Friday, April 29, 2011

Johannes Brahms: Symphony Number 4, in E minor

If I had feared entering middle school, the thought of going to high school filled me with dread. My older siblings had told me stories of how seniors made freshman carry their books, dunked their heads in toilets and performed other degrading acts on them. Much to my relief, because my class was the first to go to the new middle school, which was for grades seven through nine, by the time we got to high school, we were sophomores, and so we didn't have to suffer the indignity of hazing.

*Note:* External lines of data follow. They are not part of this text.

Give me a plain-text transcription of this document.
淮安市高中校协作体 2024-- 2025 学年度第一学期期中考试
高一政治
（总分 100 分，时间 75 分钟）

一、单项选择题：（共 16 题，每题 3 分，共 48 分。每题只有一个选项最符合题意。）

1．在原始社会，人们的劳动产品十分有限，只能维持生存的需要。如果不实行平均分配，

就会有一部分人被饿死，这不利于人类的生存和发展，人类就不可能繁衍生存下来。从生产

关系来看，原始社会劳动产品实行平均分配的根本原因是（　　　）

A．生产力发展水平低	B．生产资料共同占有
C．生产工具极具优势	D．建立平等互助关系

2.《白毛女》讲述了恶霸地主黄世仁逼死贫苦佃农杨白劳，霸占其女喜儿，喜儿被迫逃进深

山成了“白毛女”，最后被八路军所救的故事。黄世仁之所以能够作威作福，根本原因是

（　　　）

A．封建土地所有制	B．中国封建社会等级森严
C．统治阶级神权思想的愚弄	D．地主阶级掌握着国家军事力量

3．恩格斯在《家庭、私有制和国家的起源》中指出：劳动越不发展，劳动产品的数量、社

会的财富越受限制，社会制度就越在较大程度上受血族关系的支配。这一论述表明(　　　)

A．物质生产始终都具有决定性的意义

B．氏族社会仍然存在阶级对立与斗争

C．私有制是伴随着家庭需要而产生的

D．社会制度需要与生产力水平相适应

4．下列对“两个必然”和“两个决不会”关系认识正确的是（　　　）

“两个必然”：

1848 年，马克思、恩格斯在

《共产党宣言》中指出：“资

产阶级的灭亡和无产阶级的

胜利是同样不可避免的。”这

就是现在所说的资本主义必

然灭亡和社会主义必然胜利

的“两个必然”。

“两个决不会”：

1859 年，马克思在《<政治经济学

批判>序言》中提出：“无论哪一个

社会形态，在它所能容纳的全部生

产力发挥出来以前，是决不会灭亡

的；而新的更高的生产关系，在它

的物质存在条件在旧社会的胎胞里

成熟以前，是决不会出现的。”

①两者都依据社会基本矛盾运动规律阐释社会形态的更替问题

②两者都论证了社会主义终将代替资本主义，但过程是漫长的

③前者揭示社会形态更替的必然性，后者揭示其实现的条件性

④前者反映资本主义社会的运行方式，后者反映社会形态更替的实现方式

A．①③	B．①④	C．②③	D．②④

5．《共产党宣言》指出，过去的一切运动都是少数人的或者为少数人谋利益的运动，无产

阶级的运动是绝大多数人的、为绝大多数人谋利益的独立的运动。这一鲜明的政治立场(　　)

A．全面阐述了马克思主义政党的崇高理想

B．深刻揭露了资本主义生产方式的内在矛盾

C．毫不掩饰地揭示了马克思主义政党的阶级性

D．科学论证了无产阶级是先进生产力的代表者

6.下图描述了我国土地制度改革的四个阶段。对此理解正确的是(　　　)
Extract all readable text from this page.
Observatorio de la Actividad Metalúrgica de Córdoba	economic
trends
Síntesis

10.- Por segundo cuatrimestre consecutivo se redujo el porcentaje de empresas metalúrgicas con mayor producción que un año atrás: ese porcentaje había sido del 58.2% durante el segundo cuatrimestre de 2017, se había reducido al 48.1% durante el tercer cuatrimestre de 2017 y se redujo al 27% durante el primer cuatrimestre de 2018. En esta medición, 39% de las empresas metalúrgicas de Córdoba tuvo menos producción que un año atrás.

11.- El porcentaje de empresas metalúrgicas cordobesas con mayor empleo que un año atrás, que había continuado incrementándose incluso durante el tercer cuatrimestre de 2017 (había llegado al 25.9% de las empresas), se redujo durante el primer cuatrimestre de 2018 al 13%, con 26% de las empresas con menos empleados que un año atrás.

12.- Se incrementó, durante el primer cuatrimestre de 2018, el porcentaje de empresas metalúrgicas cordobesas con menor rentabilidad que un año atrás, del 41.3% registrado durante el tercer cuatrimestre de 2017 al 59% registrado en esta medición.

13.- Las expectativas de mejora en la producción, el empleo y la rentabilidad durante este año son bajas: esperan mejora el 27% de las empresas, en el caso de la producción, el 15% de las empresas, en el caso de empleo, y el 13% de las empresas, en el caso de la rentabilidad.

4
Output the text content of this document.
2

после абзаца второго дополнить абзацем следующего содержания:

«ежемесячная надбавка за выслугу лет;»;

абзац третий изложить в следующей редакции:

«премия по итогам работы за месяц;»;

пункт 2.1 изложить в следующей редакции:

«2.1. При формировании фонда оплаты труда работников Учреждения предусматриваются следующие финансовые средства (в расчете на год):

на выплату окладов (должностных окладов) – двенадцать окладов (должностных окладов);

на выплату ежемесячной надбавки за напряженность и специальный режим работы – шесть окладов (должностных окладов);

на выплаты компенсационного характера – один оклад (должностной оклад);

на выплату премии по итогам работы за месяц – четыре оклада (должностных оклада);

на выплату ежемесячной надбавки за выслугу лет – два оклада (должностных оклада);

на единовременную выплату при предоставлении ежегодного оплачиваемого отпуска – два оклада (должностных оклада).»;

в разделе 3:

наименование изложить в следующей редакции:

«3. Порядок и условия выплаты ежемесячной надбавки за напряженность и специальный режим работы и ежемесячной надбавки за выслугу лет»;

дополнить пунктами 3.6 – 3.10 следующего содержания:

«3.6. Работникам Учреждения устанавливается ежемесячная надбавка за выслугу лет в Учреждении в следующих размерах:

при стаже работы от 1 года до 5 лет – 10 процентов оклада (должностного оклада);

In contrast, I actually found a ready-made subculture waiting for me which greeted me with open arms—the swim team. Oddly enough, the swim team had a number of individuals with similar tastes in music to mine. We were the underdogs of the athletes—not necessarily muscle-bound like the football players or nose-bleed kings like the basketball players—and got attention by relying on our wits. The pecking order on most teams is determined by physical prowess, but on the swim team, you could also rise to the top of the heap by demonstrating keen mental abilities as well.
The year I joined the team, there were a number of fast swimmers who were to be admired, but the real leaders were two brothers, who had high I.Q.s and SAT scores and swam well—the Mankowski brothers. Paul and Mark (respectively one and two years older than I) came from a family everyone regarded as smart. Their mother taught high school English and the father, though a quality control engineer in a factory, had gone to the University of Chicago for two years on the G.I. Bill after World War II. They had three bright sisters as well: a set of twins my age and a little sister two years younger. Some of us used to rendez-vous at their house on weekends before going out to parties.
The Mankowski's household was completely different from mine. They all listened to classical music, read The New Yorker, discussed classic works of literature, and studied languages. This opened up a whole other world for me. I felt so uncultured in their presence that I devoted myself to turning myself into an "intellectual." (Partly because I had a crush on one of the sisters.) I read voraciously, studied the works of great artists, and began buying or checking out from the library classical albums that the Mankowskis recommended.
My three years in high school, therefore, turned out to be one of the most fertile in my intellectual life. The Mankowskis introduced me to quite of the few pieces that I will write in the next few weeks. Others I stumbled upon while browsing through the shelves at the library. And finally, our town was blessed at having two classical FM public radio stations, which I began to listen to religiously. My parents began to worry about me at this time, but I felt as if someone was giving my brain a massage and I had to make up for lost time.
One of the first pieces I remember the Mankowski's telling me about was Brahm's Fourth Symphony. The recording they had was by Carlo Maria Giulini, who had taken over the baton of the Chicago Symphony Orchestra after Fritz Reiner died. The daughters pointed out to me that the rock group "Yes" had done a synthesized version on one of their albums, and the parents didn't seem to particularly mind. The third movement is a marked allegro giocoso or "fast and jocose," and to me embodies ebullience and joy. I also love the first movement, which seethes with passion and near climaxes that reminded me of the constant crushes I experienced as hormones began coursing seriously through my adolescent body. Brahms was probably the greatest Romantic composer that lived and many of his pieces have a movement that nearly reduces me to tears. The second movement does that to me, and though the last movement is entitled allegro energico e passionato its energy makes the symphony end with an upbeat, happy feeling.
Though I pretty much lost touch with the Mankowskis after I graduated from college, I think of them often, and wonder how much duller my life would have been not having met them. They will resurface in these pages as I write about other pieces I discovered in their company. I am eternally in their debt.